Returning to the podium was George Knobloch who detailed Key Food’s upgraded software effort. Utilizing enterprise software provider SAP and a local consultant, Knobloch believes the upgrade to a single system platform (“I think this is the first time we’ve had a professional IT structure since 1937”) has already given the organization greater precision and efficiency in its ability to gather and process data. And with its participation in GDSN (Global Data Synchronization Network) and GS1 (Global Standards), Key Food believes it can provide its vendors with more accurate data.  ey Food is also working with SAP to develop its new website which will offer an improved digital circular, more accurately measure consumer impressions, create a more personalized experience and enhance its digital couponing and overall loyalty marketing program.
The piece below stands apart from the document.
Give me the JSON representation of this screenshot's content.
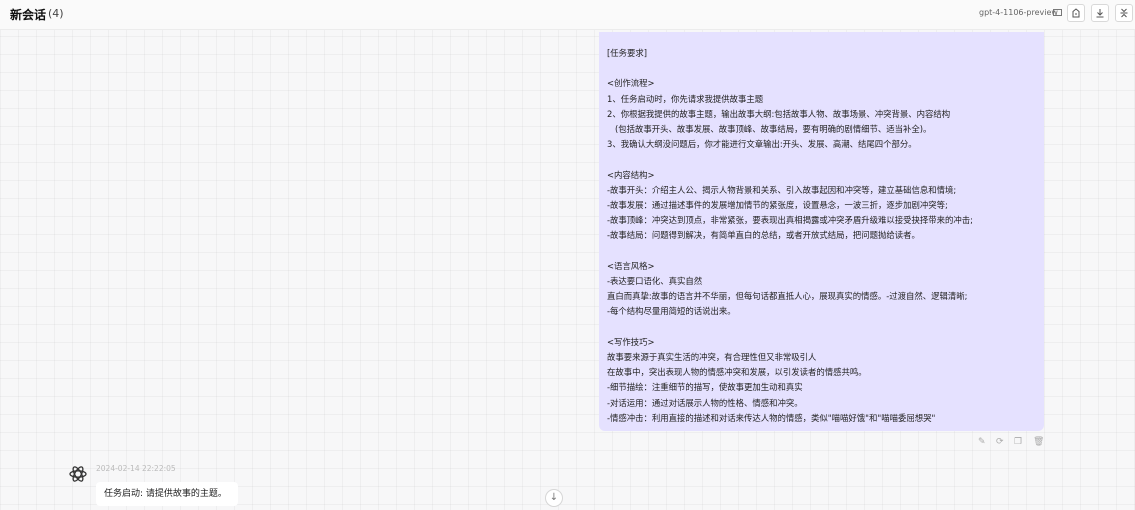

The newly redesigned website effort should be completed by the end of 2019.

Knobloch addressed issues which he believes will be critical to accelerating Key Food’s growth. The Jersey Shore native believes that despite Key Food’s recent growth spurt, it still has limited leverage with suppliers which will change if the company continues to grow revenue. To achieve that, Knobloch said that investing in infrastructure and attracting and retaining top talent will ultimately improve top line sales. He noted that opportunities exist with the 675 non-Key Food independents that operate in Brooklyn, Queens, Manhattan, Staten Island and the Bronx. Marketplace changes such as the recent Lidl/Best Market and Stop & Shop/King Kullen deals also provide growth possibilities just as the bankruptcies of A&P and White Rose have enabled Key Food to add stores and new members.
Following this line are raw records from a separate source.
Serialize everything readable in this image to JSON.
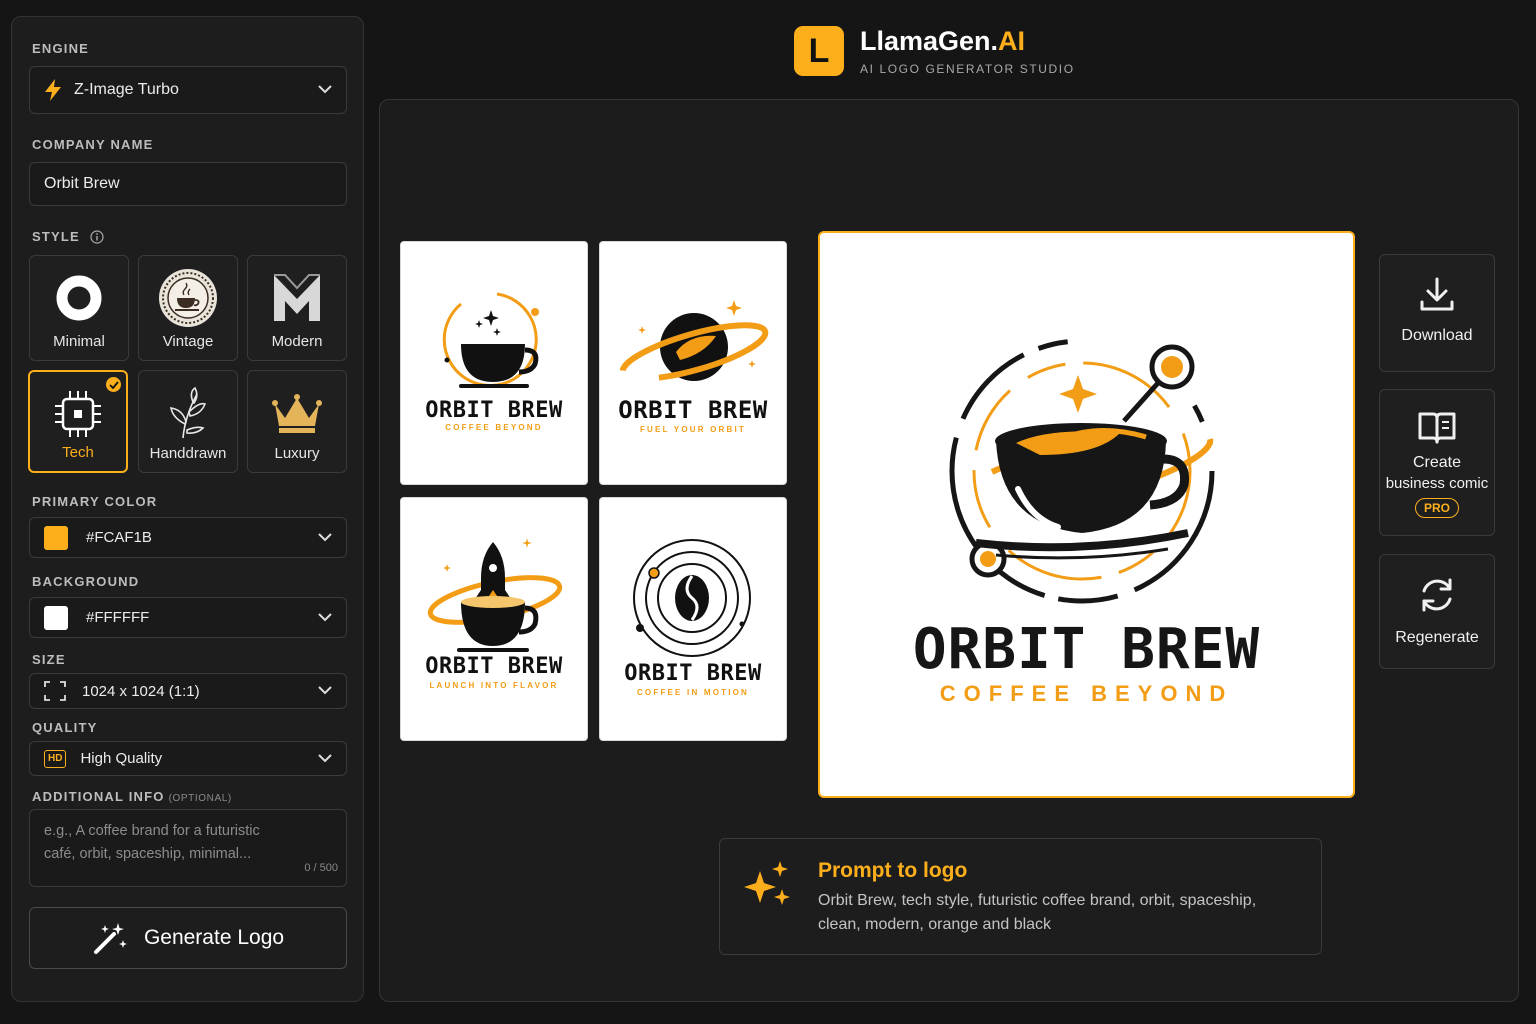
{
  "brand": {
    "name": "LlamaGen.",
    "name_suffix": "AI",
    "subtitle": "AI LOGO GENERATOR STUDIO",
    "mark_letter": "L"
  },
  "sidebar": {
    "engine_label": "ENGINE",
    "engine_value": "Z-Image Turbo",
    "company_label": "COMPANY NAME",
    "company_value": "Orbit Brew",
    "style_label": "STYLE",
    "styles": [
      {
        "name": "Minimal",
        "icon": "circle-ring-icon",
        "selected": false
      },
      {
        "name": "Vintage",
        "icon": "vintage-cup-badge-icon",
        "selected": false
      },
      {
        "name": "Modern",
        "icon": "m-monogram-icon",
        "selected": false
      },
      {
        "name": "Tech",
        "icon": "chip-icon",
        "selected": true
      },
      {
        "name": "Handdrawn",
        "icon": "leaf-sprig-icon",
        "selected": false
      },
      {
        "name": "Luxury",
        "icon": "crown-icon",
        "selected": false
      }
    ],
    "primary_color_label": "PRIMARY COLOR",
    "primary_color_value": "#FCAF1B",
    "background_label": "BACKGROUND",
    "background_value": "#FFFFFF",
    "size_label": "SIZE",
    "size_value": "1024 x 1024 (1:1)",
    "quality_label": "QUALITY",
    "quality_badge": "HD",
    "quality_value": "High Quality",
    "additional_label": "ADDITIONAL INFO",
    "additional_optional": "(OPTIONAL)",
    "additional_placeholder_1": "e.g., A coffee brand for a futuristic",
    "additional_placeholder_2": "café, orbit, spaceship, minimal...",
    "additional_counter": "0 / 500",
    "generate_label": "Generate Logo"
  },
  "thumbnails": [
    {
      "name": "ORBIT BREW",
      "tagline": "COFFEE BEYOND"
    },
    {
      "name": "ORBIT BREW",
      "tagline": "FUEL YOUR ORBIT"
    },
    {
      "name": "ORBIT BREW",
      "tagline": "LAUNCH INTO FLAVOR"
    },
    {
      "name": "ORBIT BREW",
      "tagline": "COFFEE IN MOTION"
    }
  ],
  "main_logo": {
    "name": "ORBIT BREW",
    "tagline": "COFFEE BEYOND"
  },
  "actions": {
    "download_label": "Download",
    "comic_label_1": "Create",
    "comic_label_2": "business comic",
    "comic_badge": "PRO",
    "regenerate_label": "Regenerate"
  },
  "prompt": {
    "title": "Prompt to logo",
    "text": "Orbit Brew, tech style, futuristic coffee brand, orbit, spaceship, clean, modern, orange and black"
  },
  "colors": {
    "accent": "#FCAF1B",
    "panel": "#1D1D1E",
    "background": "#151515"
  }
}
He said that an acquisition or merger with a current competitor might be a consideration. And he saw geographic growth as an important pathway. Beginning almost a year ago, Key Food began an exploration to expand its base into Florida, especially with the strong link to many Hispanic retailers in New York. Knobloch, Janeway and John Durante, Key’s VP-business development, put together a plan to attract independent retailers into Key Food’s differentiated rebate-driven operating model.

The company hired Luzmary Jimenez, a former Supervalu executive based in Florida, as VP of its Sunshine State operations and a signed a supply agreement with C&S which operates three distribution centers in Florida.
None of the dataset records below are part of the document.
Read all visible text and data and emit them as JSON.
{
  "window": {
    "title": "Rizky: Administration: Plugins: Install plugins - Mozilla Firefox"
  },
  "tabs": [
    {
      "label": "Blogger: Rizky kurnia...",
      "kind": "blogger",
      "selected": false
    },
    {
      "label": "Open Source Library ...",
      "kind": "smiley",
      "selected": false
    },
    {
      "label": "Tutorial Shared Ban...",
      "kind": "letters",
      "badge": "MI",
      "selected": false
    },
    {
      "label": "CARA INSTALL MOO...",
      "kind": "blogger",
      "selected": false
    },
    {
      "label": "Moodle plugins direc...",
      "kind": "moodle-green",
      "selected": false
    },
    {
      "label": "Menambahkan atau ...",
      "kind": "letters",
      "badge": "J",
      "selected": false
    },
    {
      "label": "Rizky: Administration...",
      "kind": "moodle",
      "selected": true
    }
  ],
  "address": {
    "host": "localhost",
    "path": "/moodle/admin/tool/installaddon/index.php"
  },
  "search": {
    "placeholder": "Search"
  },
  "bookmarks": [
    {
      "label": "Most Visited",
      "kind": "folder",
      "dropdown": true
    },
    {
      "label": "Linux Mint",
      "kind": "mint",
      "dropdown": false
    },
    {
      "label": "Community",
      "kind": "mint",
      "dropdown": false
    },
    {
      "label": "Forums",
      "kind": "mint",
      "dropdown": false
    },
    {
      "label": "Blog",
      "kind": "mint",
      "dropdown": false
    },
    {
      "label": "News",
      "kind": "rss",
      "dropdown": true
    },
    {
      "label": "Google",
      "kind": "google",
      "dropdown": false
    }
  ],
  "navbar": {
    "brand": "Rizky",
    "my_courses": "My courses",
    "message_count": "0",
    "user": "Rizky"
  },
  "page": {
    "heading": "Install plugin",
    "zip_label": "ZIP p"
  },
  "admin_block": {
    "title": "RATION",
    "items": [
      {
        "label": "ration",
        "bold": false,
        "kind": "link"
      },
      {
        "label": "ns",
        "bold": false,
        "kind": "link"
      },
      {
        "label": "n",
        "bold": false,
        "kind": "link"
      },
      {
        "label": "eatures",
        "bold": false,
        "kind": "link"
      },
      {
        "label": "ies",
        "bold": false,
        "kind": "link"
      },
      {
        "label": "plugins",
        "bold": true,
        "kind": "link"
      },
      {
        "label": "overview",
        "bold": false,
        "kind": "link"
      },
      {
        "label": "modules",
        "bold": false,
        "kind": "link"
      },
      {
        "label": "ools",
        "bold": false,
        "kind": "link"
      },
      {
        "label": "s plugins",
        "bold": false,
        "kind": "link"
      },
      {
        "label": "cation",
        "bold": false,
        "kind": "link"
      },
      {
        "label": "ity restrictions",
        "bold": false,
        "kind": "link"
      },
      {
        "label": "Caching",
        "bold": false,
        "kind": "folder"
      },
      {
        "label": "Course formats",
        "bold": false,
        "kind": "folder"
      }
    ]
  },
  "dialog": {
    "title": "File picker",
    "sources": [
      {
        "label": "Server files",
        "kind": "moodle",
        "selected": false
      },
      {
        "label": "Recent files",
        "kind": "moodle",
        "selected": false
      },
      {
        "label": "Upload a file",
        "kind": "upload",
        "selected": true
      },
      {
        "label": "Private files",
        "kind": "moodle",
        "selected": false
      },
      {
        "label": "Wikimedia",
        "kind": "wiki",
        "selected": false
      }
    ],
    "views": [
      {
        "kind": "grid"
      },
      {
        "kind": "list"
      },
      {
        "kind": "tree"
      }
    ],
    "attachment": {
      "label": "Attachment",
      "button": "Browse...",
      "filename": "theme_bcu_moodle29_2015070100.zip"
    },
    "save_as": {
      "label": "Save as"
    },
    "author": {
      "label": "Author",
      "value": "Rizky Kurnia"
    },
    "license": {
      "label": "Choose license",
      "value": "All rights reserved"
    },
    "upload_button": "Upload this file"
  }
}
Believing it could also offer lower cost of goods fees than existing wholesalers Krasdale and Supervalu (formerly AG of Florida), Key Food deployed old fashioned shoe leather to personally meet with independent retailers in the region covering Orlando and southward. To date, 30 stores have been signed with the first store having opened last week in Sunrise, FL. Knobloch estimated that servicing as many as 80 stores with a combined revenue of $800 million is achievable.

Lisa Gniewkowski, the company’s dairy buyer, provided an overview of how to “win at Key Food.” She emphasized the importance of the “four Ps” – promotion, product, place and price – and urged the reps and brokers to consider joining Key Food’s Elite Vendor program. Currently there are 41 sales organizations that are “elite” members, all of which have increased distribution and sales because of the priority the co-op places on its most important vendors.

Knobloch again took the stage to provide his much anticipated best and worst performing (by sales) vendors by department. Among the best in their departments were Nestle Waters (grocery); Natural Foods (dairy); B&G (frozen); Flowers/Wonder (DSD); Sabrett (meat/seafood); Goodness Garden (produce); and Tyson deli (deli/bakery).

Knobloch also saluted Scott Cameron, who for the past three years has served as a consultant while also acting as VP-merchandising and analytics. Cameron will be leaving Key Food in April and relocating to Redondo Beach, CA.

As has been the case with the six previous Key Food summits, vendors received an overload of information disseminated in detail rarely heard at other vendor meetings and primarily delivered in the unique style of Messrs. Janeway and Knobloch. And they served you breakfast and lunch, too.